MERCURY METHYLATION IN PRISTINE AND ANTHROPOGENICALLY IMPACTED ESTUARIES IN THE NORTHEASTERN US

Sediment cores were taken from 11 northeastern US sites and analyzed for bulk and porewater total mercury (THg), methylmercury (MeHg) and ancillary biogeochemical parameters (organic matter content, porewater DOC and sulfide concentrations). Methylmercury is a known neurotoxin that can affect human health through fish consumption; inorganic mercury (Hg^II) is converted into MeHg mainly in sediments by sulfate reducing bacteria.
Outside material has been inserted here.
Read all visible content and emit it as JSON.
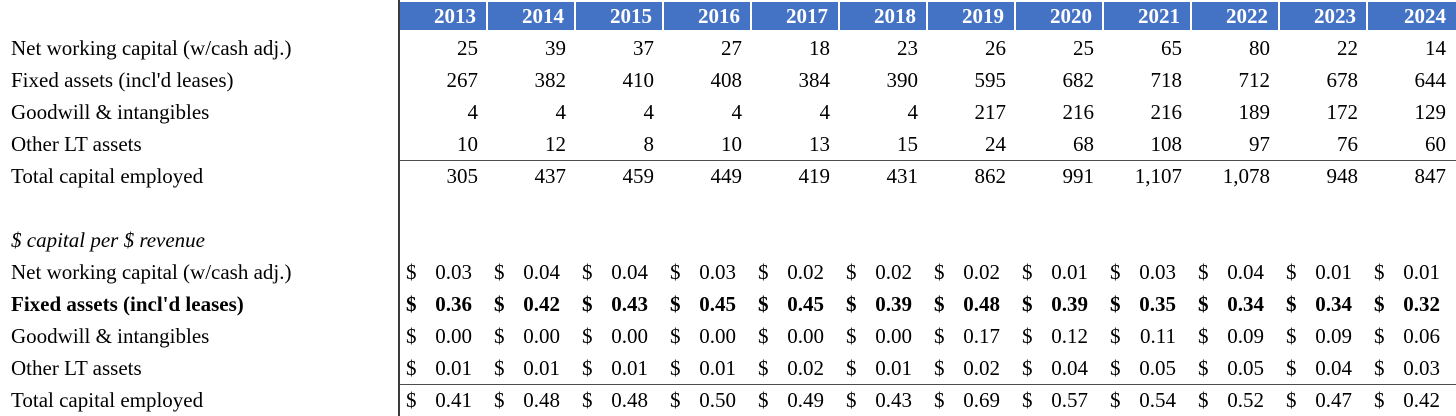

Methylation has been shown to be affected by physical and biogeochemical factors. The work presented here has the goal to investigate mercury methylation through a gradient of contamination from Wells Maine to Hackensack New Jersey. Methylation and demethylation rates were measured by injecting stable isotopes (²⁰⁰Hg, ²⁰¹Hg and Me¹⁹⁹Hg) into intact cores and incubating for 2 to 7 hours, and cores were then sectioned in 2 cm intervals and flash frozen. THg concentrations span over three orders of magnitude with the lowest concentrations (0.02±0.00 nmol g^-1) found in the pristine sites of Wells ME and the highest concentrations (7.54±1.82 nmol g^-1) in Hackensack NJ (located downstream of Ventron/Velsicol superfund site where 30-400 tons of mercury compounds were released from 1929 to 1974). Here we show that the methylation potential (nmol Hg L^-1 day ^-1), defined as the sediment’s capacity to convert Hg^II into MeHg, is dependent on the interplay between sediments binding capacity and input of mercury, hence both pristine and heavily contaminated sites show the same proficiency to methylate Hg. However, despite a high methylation potential, contaminated sites still show significantly lower %MeHg (about 0.2% in Hackensack NJ and up to 3% in Wells ME) as MeHg production does not compensate for high “legacy” THg content.